Note that it is infeasible in Ethereum because Ethereum tx is not off-chain determinism, a tx may fail on block number 42 even if it is valid on block number 41. Thus, we never know whether a failed tx was sent intentionally by a malicious peer or failed because the blockchain tip state changed. Thus, Ethereum chooses another way, where Ethereum allows nodes to broadcast invalid txs and package them into the block. The protocol then enables miners to peanalize failed txs by charging the maximum fee from the sender’s account. This mechanism aims to enhance security by incentivizing users to send only valid txs; even if you are an honest user, you may send a failed tx by accidentally running into an invalid contract state. (I have lost about 50$ in a failed tx when I tried to deposit into Curve.)

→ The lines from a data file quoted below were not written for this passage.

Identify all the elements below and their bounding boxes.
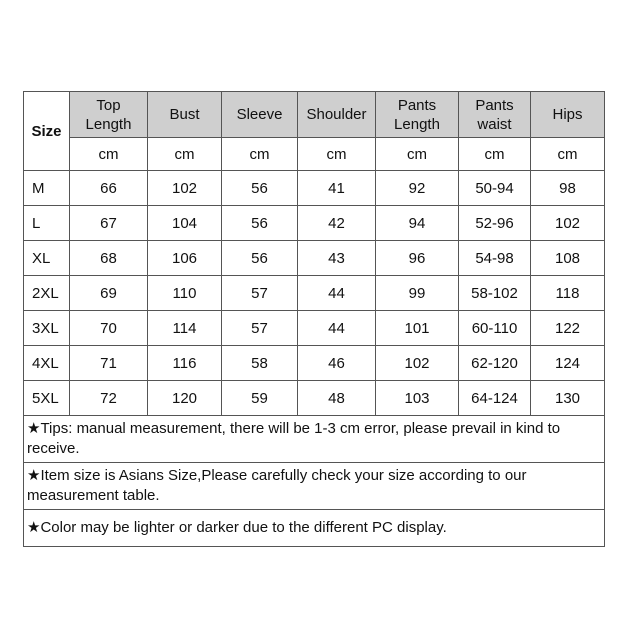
unit-cell: cm — [70, 138, 148, 171]
header-line: Top — [96, 96, 121, 114]
value-cell: 118 — [531, 276, 605, 311]
table-row — [24, 276, 605, 311]
value-cell: 99 — [376, 276, 459, 311]
value-cell: 102 — [376, 346, 459, 381]
value-cell: 92 — [376, 171, 459, 206]
value-cell: 69 — [70, 276, 148, 311]
column-header-shoulder — [298, 92, 376, 138]
value-cell: 67 — [70, 206, 148, 241]
size-cell: XL — [24, 241, 70, 276]
value-cell: 96 — [376, 241, 459, 276]
header-line: Length — [85, 115, 132, 133]
value-cell: 98 — [531, 171, 605, 206]
size-cell: L — [24, 206, 70, 241]
value-cell: 104 — [148, 206, 222, 241]
value-cell: 56 — [222, 206, 298, 241]
size-column-header: Size — [24, 92, 70, 171]
value-cell: 122 — [531, 311, 605, 346]
note-row-asian-size — [24, 463, 605, 510]
value-cell: 103 — [376, 381, 459, 416]
size-cell: 3XL — [24, 311, 70, 346]
column-header-hips — [531, 92, 605, 138]
header-line: Hips — [552, 106, 583, 123]
note-text: ★Item size is Asians Size,Please carefully check your size according to our measurement table. — [24, 463, 605, 510]
value-cell: 46 — [298, 346, 376, 381]
table-row — [24, 311, 605, 346]
column-header-top-length — [70, 92, 148, 138]
value-cell: 114 — [148, 311, 222, 346]
value-cell: 52-96 — [459, 206, 531, 241]
table-row — [24, 206, 605, 241]
value-cell: 48 — [298, 381, 376, 416]
note-row-tips — [24, 416, 605, 463]
value-cell: 58-102 — [459, 276, 531, 311]
size-cell: 2XL — [24, 276, 70, 311]
value-cell: 43 — [298, 241, 376, 276]
table-row — [24, 171, 605, 206]
value-cell: 70 — [70, 311, 148, 346]
unit-cell: cm — [531, 138, 605, 171]
value-cell: 71 — [70, 346, 148, 381]
value-cell: 64-124 — [459, 381, 531, 416]
value-cell: 42 — [298, 206, 376, 241]
unit-cell: cm — [376, 138, 459, 171]
value-cell: 58 — [222, 346, 298, 381]
value-cell: 44 — [298, 311, 376, 346]
table-row — [24, 346, 605, 381]
unit-cell: cm — [298, 138, 376, 171]
note-text: ★Tips: manual measurement, there will be 1-3 cm error, please prevail in kind to receive. — [24, 416, 605, 463]
value-cell: 108 — [531, 241, 605, 276]
header-line: Shoulder — [306, 106, 367, 123]
value-cell: 101 — [376, 311, 459, 346]
value-cell: 44 — [298, 276, 376, 311]
value-cell: 57 — [222, 276, 298, 311]
header-row — [24, 92, 605, 138]
value-cell: 50-94 — [459, 171, 531, 206]
header-line: Bust — [169, 106, 200, 123]
value-cell: 60-110 — [459, 311, 531, 346]
unit-cell: cm — [459, 138, 531, 171]
value-cell: 94 — [376, 206, 459, 241]
value-cell: 124 — [531, 346, 605, 381]
value-cell: 106 — [148, 241, 222, 276]
header-line: Pants — [475, 96, 514, 114]
column-header-sleeve — [222, 92, 298, 138]
table-row — [24, 241, 605, 276]
value-cell: 110 — [148, 276, 222, 311]
size-cell: 4XL — [24, 346, 70, 381]
header-line: Pants — [397, 96, 437, 114]
value-cell: 102 — [148, 171, 222, 206]
unit-row — [24, 138, 605, 171]
value-cell: 41 — [298, 171, 376, 206]
value-cell: 68 — [70, 241, 148, 276]
note-text: ★Color may be lighter or darker due to the different PC display. — [24, 510, 605, 547]
header-line: Length — [394, 115, 440, 133]
value-cell: 56 — [222, 241, 298, 276]
column-header-pants-length — [376, 92, 459, 138]
column-header-bust — [148, 92, 222, 138]
table-row — [24, 381, 605, 416]
size-chart-table — [23, 91, 605, 547]
value-cell: 56 — [222, 171, 298, 206]
size-cell: 5XL — [24, 381, 70, 416]
value-cell: 57 — [222, 311, 298, 346]
size-cell: M — [24, 171, 70, 206]
value-cell: 59 — [222, 381, 298, 416]
header-line: Sleeve — [236, 106, 283, 123]
value-cell: 120 — [148, 381, 222, 416]
unit-cell: cm — [148, 138, 222, 171]
value-cell: 116 — [148, 346, 222, 381]
value-cell: 54-98 — [459, 241, 531, 276]
value-cell: 102 — [531, 206, 605, 241]
value-cell: 66 — [70, 171, 148, 206]
header-line: waist — [477, 115, 512, 133]
value-cell: 130 — [531, 381, 605, 416]
note-row-color — [24, 510, 605, 547]
value-cell: 72 — [70, 381, 148, 416]
value-cell: 62-120 — [459, 346, 531, 381]
column-header-pants-waist — [459, 92, 531, 138]
unit-cell: cm — [222, 138, 298, 171]
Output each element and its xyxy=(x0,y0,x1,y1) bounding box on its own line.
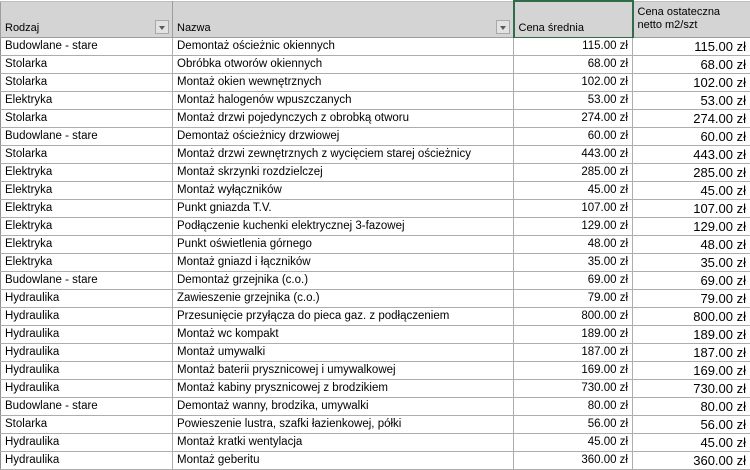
table-row[interactable] xyxy=(1,163,750,181)
cell-rodzaj[interactable]: Elektryka xyxy=(1,91,173,109)
cell-cena-srednia[interactable]: 443.00 zł xyxy=(514,145,633,163)
cell-cena-srednia[interactable]: 48.00 zł xyxy=(514,235,633,253)
cell-nazwa[interactable]: Podłączenie kuchenki elektrycznej 3-fazowej xyxy=(173,217,514,235)
cell-cena-srednia[interactable]: 730.00 zł xyxy=(514,379,633,397)
table-row[interactable] xyxy=(1,307,750,325)
cell-cena-ostateczna[interactable]: 187.00 zł xyxy=(633,343,750,361)
cell-cena-srednia[interactable]: 189.00 zł xyxy=(514,325,633,343)
filter-dropdown-icon-rodzaj[interactable] xyxy=(155,20,169,34)
cell-cena-srednia[interactable]: 68.00 zł xyxy=(514,55,633,73)
cell-cena-ostateczna[interactable]: 443.00 zł xyxy=(633,145,750,163)
cell-rodzaj[interactable]: Elektryka xyxy=(1,217,173,235)
cell-rodzaj[interactable]: Stolarka xyxy=(1,145,173,163)
column-header-cena-ostateczna[interactable] xyxy=(633,1,750,37)
cell-nazwa[interactable]: Montaż skrzynki rozdzielczej xyxy=(173,163,514,181)
column-header-cena-ostateczna-line1: Cena ostateczna xyxy=(638,6,747,19)
cell-cena-ostateczna[interactable]: 115.00 zł xyxy=(633,37,750,55)
cell-cena-srednia[interactable]: 107.00 zł xyxy=(514,199,633,217)
cell-cena-ostateczna[interactable]: 730.00 zł xyxy=(633,379,750,397)
cell-nazwa[interactable]: Montaż okien wewnętrznych xyxy=(173,73,514,91)
cell-nazwa[interactable]: Przesunięcie przyłącza do pieca gaz. z podłączeniem xyxy=(173,307,514,325)
table-row[interactable] xyxy=(1,361,750,379)
cell-nazwa[interactable]: Montaż baterii prysznicowej i umywalkowej xyxy=(173,361,514,379)
cell-rodzaj[interactable]: Budowlane - stare xyxy=(1,271,173,289)
cell-cena-ostateczna[interactable]: 800.00 zł xyxy=(633,307,750,325)
cell-cena-ostateczna[interactable]: 274.00 zł xyxy=(633,109,750,127)
cell-cena-ostateczna[interactable]: 285.00 zł xyxy=(633,163,750,181)
table-row[interactable] xyxy=(1,145,750,163)
cell-rodzaj[interactable]: Elektryka xyxy=(1,163,173,181)
column-header-cena-srednia-label: Cena średnia xyxy=(519,22,628,37)
cell-rodzaj[interactable]: Budowlane - stare xyxy=(1,397,173,415)
column-header-cena-srednia[interactable] xyxy=(514,1,633,37)
cell-cena-srednia[interactable]: 53.00 zł xyxy=(514,91,633,109)
cell-nazwa[interactable]: Montaż geberitu xyxy=(173,451,514,469)
cell-nazwa[interactable]: Montaż wyłączników xyxy=(173,181,514,199)
cell-rodzaj[interactable]: Elektryka xyxy=(1,253,173,271)
table-row[interactable] xyxy=(1,451,750,469)
cell-cena-srednia[interactable]: 285.00 zł xyxy=(514,163,633,181)
cell-rodzaj[interactable]: Hydraulika xyxy=(1,307,173,325)
cell-nazwa[interactable]: Punkt gniazda T.V. xyxy=(173,199,514,217)
table-row[interactable] xyxy=(1,127,750,145)
column-header-rodzaj[interactable] xyxy=(1,1,173,37)
cell-nazwa[interactable]: Demontaż ościeżnic okiennych xyxy=(173,37,514,55)
table-row[interactable] xyxy=(1,91,750,109)
chevron-down-icon xyxy=(159,26,165,30)
cell-rodzaj[interactable]: Elektryka xyxy=(1,199,173,217)
cell-cena-ostateczna[interactable]: 48.00 zł xyxy=(633,235,750,253)
cell-rodzaj[interactable]: Elektryka xyxy=(1,181,173,199)
cell-cena-ostateczna[interactable]: 360.00 zł xyxy=(633,451,750,469)
cell-rodzaj[interactable]: Budowlane - stare xyxy=(1,127,173,145)
cell-nazwa[interactable]: Powieszenie lustra, szafki łazienkowej, półki xyxy=(173,415,514,433)
cell-cena-srednia[interactable]: 45.00 zł xyxy=(514,433,633,451)
table-row[interactable] xyxy=(1,235,750,253)
cell-cena-ostateczna[interactable]: 45.00 zł xyxy=(633,433,750,451)
cell-nazwa[interactable]: Demontaż grzejnika (c.o.) xyxy=(173,271,514,289)
table-row[interactable] xyxy=(1,289,750,307)
table-row[interactable] xyxy=(1,433,750,451)
cell-cena-ostateczna[interactable]: 45.00 zł xyxy=(633,181,750,199)
table-row[interactable] xyxy=(1,199,750,217)
cell-cena-ostateczna[interactable]: 35.00 zł xyxy=(633,253,750,271)
cell-cena-srednia[interactable]: 102.00 zł xyxy=(514,73,633,91)
table-row[interactable] xyxy=(1,109,750,127)
cell-nazwa[interactable]: Montaż wc kompakt xyxy=(173,325,514,343)
cell-nazwa[interactable]: Demontaż wanny, brodzika, umywalki xyxy=(173,397,514,415)
cell-cena-ostateczna[interactable]: 53.00 zł xyxy=(633,91,750,109)
cell-nazwa[interactable]: Montaż drzwi zewnętrznych z wycięciem starej ościeżnicy xyxy=(173,145,514,163)
table-row[interactable] xyxy=(1,397,750,415)
cell-rodzaj[interactable]: Elektryka xyxy=(1,235,173,253)
table-row[interactable] xyxy=(1,55,750,73)
table-row[interactable] xyxy=(1,37,750,55)
cell-rodzaj[interactable]: Hydraulika xyxy=(1,451,173,469)
cell-rodzaj[interactable]: Stolarka xyxy=(1,55,173,73)
cell-cena-ostateczna[interactable]: 102.00 zł xyxy=(633,73,750,91)
cell-rodzaj[interactable]: Hydraulika xyxy=(1,361,173,379)
table-row[interactable] xyxy=(1,271,750,289)
cell-rodzaj[interactable]: Stolarka xyxy=(1,73,173,91)
column-header-nazwa-label: Nazwa xyxy=(177,22,509,37)
cell-nazwa[interactable]: Zawieszenie grzejnika (c.o.) xyxy=(173,289,514,307)
cell-cena-ostateczna[interactable]: 69.00 zł xyxy=(633,271,750,289)
cell-cena-ostateczna[interactable]: 56.00 zł xyxy=(633,415,750,433)
column-header-nazwa[interactable] xyxy=(173,1,514,37)
cell-rodzaj[interactable]: Hydraulika xyxy=(1,289,173,307)
header-row xyxy=(1,1,750,37)
cell-cena-srednia[interactable]: 129.00 zł xyxy=(514,217,633,235)
cell-cena-srednia[interactable]: 45.00 zł xyxy=(514,181,633,199)
table-row[interactable] xyxy=(1,343,750,361)
cell-rodzaj[interactable]: Stolarka xyxy=(1,415,173,433)
cell-cena-srednia[interactable]: 79.00 zł xyxy=(514,289,633,307)
column-header-cena-ostateczna-line2: netto m2/szt xyxy=(638,19,747,32)
table-body xyxy=(1,37,750,469)
cell-cena-ostateczna[interactable]: 169.00 zł xyxy=(633,361,750,379)
cell-nazwa[interactable]: Punkt oświetlenia górnego xyxy=(173,235,514,253)
cell-cena-ostateczna[interactable]: 68.00 zł xyxy=(633,55,750,73)
cell-cena-srednia[interactable]: 360.00 zł xyxy=(514,451,633,469)
cell-nazwa[interactable]: Montaż kratki wentylacja xyxy=(173,433,514,451)
cell-cena-srednia[interactable]: 800.00 zł xyxy=(514,307,633,325)
cell-rodzaj[interactable]: Stolarka xyxy=(1,109,173,127)
cell-nazwa[interactable]: Obróbka otworów okiennych xyxy=(173,55,514,73)
cell-nazwa[interactable]: Montaż halogenów wpuszczanych xyxy=(173,91,514,109)
column-header-rodzaj-label: Rodzaj xyxy=(5,22,168,37)
cell-nazwa[interactable]: Montaż drzwi pojedynczych z obrobką otworu xyxy=(173,109,514,127)
cell-cena-srednia[interactable]: 169.00 zł xyxy=(514,361,633,379)
table-header xyxy=(1,1,750,37)
cell-cena-srednia[interactable]: 274.00 zł xyxy=(514,109,633,127)
table-row[interactable] xyxy=(1,325,750,343)
cell-cena-ostateczna[interactable]: 129.00 zł xyxy=(633,217,750,235)
cell-cena-srednia[interactable]: 80.00 zł xyxy=(514,397,633,415)
filter-dropdown-icon-nazwa[interactable] xyxy=(496,20,510,34)
cell-cena-ostateczna[interactable]: 80.00 zł xyxy=(633,397,750,415)
table-row[interactable] xyxy=(1,181,750,199)
cell-cena-ostateczna[interactable]: 189.00 zł xyxy=(633,325,750,343)
chevron-down-icon xyxy=(500,26,506,30)
cell-cena-ostateczna[interactable]: 79.00 zł xyxy=(633,289,750,307)
table-row[interactable] xyxy=(1,73,750,91)
cell-cena-srednia[interactable]: 35.00 zł xyxy=(514,253,633,271)
cell-rodzaj[interactable]: Budowlane - stare xyxy=(1,37,173,55)
cell-cena-srednia[interactable]: 187.00 zł xyxy=(514,343,633,361)
cell-cena-srednia[interactable]: 56.00 zł xyxy=(514,415,633,433)
cell-nazwa[interactable]: Montaż gniazd i łączników xyxy=(173,253,514,271)
cell-rodzaj[interactable]: Hydraulika xyxy=(1,325,173,343)
cell-nazwa[interactable]: Demontaż ościeżnicy drzwiowej xyxy=(173,127,514,145)
cell-nazwa[interactable]: Montaż kabiny prysznicowej z brodzikiem xyxy=(173,379,514,397)
cell-cena-ostateczna[interactable]: 60.00 zł xyxy=(633,127,750,145)
cell-cena-srednia[interactable]: 60.00 zł xyxy=(514,127,633,145)
cell-nazwa[interactable]: Montaż umywalki xyxy=(173,343,514,361)
cell-cena-srednia[interactable]: 69.00 zł xyxy=(514,271,633,289)
cell-rodzaj[interactable]: Hydraulika xyxy=(1,343,173,361)
cell-rodzaj[interactable]: Hydraulika xyxy=(1,379,173,397)
table-row[interactable] xyxy=(1,217,750,235)
table-row[interactable] xyxy=(1,253,750,271)
table-row[interactable] xyxy=(1,379,750,397)
cell-cena-srednia[interactable]: 115.00 zł xyxy=(514,37,633,55)
table-row[interactable] xyxy=(1,415,750,433)
cell-cena-ostateczna[interactable]: 107.00 zł xyxy=(633,199,750,217)
cell-rodzaj[interactable]: Hydraulika xyxy=(1,433,173,451)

Whether to include only valid txs in the block or include failed txs in the block then to penalize the sender, such different design philosophies come from different answers to the simple question: should we allow a script to read the current block number?
Layer1 robustness vs. user experience
From what I understood, between the layer1 robustness and the user experience, the design of CKB clearly chose the former.
And I believe this is a correct choice; the only important thing of the layer1 blockchain is to provide robustness and secured service. And this trade-off doesn’t mean that CKB has no concern for users’ experience. Remember the slogan of CKB: a layer1 built for layer2. And in this case, layer1 is made for robustness, and layer2 is made for user experience.
In layered architectures, most people would use a higher-layer technique, only a few people need to access from the lower-layer. For example, most users use HTTP or WebSocket; less people use TCP or UDP, and almost no one uses IP directly.
From a smart contract developers’ perspective, you might find this design incomprehensible; but if you look at the layered architecture, the design is a natural fit for the layer1 blockchain.
Once the layer2 facility is launched, developers will be able to access the features provided by layer 2 comfortably, not only for reading block numbers (which is simple) but also for more powerful features ( leaving room for the developer’s own imagination).